Three ponders multi-billion pound sale of masts 5G

Three is reportedly considering whether to capitalise on the growth recent demand for telecoms infrastructure by selling some of its masts to a third party.

There has been a flood of investments in the sector by private equity firms in recent years because of the predictable, stable revenues promised by assets such as fibre networks and mobile masts. Meanwhile demand for ultrafast broadband and 5G means there is scope for growth.

This long-term view contrasts with the short-term pressures that network investment imposes on mobile operators who are in the middle of expensive network builds.

Three mast sale

The Telegraph says several parties are interested in a move that could generate billions for parent CK Hutchison, help fund the rollout of 5G, and potentially open the door for a merger with a rival in the future.

In addition to masts, the package could include the rights to build antennas on Greene King pubs (the pub firm has been owned by CK Hutchison since 2019) and on hundreds of city rooftops, the rights to which were included in the 2017 purchase of UK broadband.

One of the trickiest elements of the deal could be Three’s withdrawal from MBNL – a network infrastructure sharing arrangement with BT that dates back to the days of T-Mobile. However, the report suggests that BT might be willing to agree so it can also raise funds for network construction.

The end of MBNL would also remove one of the biggest obstacles to a potential merger. Three’s proposed £10.25 billion combination with O2 was blocked by the European Commission (EC) because the enlarged firm would have an interest in both MBNL and Cornerstone – a similar arrangement between O2 and Vodafone.

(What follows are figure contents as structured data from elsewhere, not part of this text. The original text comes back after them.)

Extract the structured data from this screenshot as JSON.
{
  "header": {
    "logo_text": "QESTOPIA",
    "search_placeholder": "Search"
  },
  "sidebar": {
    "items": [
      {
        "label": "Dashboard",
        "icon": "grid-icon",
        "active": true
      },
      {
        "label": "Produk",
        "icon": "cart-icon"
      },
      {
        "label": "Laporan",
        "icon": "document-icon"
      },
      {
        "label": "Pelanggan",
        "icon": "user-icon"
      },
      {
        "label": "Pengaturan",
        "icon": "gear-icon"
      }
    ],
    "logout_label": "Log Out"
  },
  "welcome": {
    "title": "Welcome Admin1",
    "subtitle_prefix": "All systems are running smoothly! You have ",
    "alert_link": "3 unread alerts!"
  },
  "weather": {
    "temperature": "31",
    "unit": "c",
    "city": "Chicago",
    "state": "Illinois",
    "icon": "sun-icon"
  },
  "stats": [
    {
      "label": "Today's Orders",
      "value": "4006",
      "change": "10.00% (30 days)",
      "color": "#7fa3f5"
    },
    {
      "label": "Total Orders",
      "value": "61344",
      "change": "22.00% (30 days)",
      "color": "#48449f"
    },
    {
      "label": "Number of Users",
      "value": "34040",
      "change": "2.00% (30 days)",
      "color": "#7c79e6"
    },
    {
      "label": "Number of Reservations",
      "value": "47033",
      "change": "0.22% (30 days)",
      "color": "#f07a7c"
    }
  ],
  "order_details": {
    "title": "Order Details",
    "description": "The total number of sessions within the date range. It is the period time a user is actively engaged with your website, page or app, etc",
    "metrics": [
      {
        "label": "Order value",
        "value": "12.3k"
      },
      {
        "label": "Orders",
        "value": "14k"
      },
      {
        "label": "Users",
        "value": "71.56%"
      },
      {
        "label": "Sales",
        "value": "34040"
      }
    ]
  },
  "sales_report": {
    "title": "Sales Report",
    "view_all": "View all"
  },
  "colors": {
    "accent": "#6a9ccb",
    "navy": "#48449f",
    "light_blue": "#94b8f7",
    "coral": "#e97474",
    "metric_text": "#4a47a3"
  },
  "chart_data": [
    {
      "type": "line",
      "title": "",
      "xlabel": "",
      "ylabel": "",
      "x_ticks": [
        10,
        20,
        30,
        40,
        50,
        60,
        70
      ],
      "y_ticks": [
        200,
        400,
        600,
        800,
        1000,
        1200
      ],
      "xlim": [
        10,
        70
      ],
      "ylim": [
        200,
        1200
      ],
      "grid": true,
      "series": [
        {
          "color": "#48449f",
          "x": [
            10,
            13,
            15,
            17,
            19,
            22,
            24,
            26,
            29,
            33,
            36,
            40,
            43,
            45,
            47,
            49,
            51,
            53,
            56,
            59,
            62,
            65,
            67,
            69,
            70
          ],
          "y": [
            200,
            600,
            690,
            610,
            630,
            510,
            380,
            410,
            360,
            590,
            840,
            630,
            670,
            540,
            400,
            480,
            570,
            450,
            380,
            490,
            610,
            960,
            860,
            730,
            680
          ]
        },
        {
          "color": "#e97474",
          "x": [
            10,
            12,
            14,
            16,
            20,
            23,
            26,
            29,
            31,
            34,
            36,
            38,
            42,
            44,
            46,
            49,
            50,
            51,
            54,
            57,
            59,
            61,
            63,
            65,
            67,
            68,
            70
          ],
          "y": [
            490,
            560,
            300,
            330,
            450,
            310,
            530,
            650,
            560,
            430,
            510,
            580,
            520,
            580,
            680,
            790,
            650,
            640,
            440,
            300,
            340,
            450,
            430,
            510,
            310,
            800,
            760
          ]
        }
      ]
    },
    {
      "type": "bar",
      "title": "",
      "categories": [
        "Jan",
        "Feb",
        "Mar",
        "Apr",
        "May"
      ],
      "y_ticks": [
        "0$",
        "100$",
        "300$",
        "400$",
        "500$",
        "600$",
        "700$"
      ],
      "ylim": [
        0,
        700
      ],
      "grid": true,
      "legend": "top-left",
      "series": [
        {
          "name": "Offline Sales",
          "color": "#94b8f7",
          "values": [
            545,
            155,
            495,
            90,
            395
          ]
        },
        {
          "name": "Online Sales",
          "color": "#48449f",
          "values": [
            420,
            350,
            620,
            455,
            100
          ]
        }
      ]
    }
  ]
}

Although Three has since successfully appealed that ruling, it could be easier to team up with another operator if MBNL was not a factor as the threat to competition at an infrastructure level would be significantly reduced.

O2 is now in the process of combining with Virgin Media but it is speculated that Vodafone could be a potential bedfellow in the long-term.

Fibre network builders CityFibre, Hyperoptic and KCOM have all been bought in the past two years, while even Openreach was said to be considering overtures from investors earlier this year.

Arqiva, the UK’s largest independent mast operator, sold its assets to Spain’s Cellnex earlier while Vodafone has spun off most of its European tower assets into a separate entity and is planning an IPO for 2021. It has entered into joint-ventures in Italy and Greece, while a recent expansion to Cornerstone will allow for greater monetisation in the UK. 

Three declined to comment to TechRadar Pro.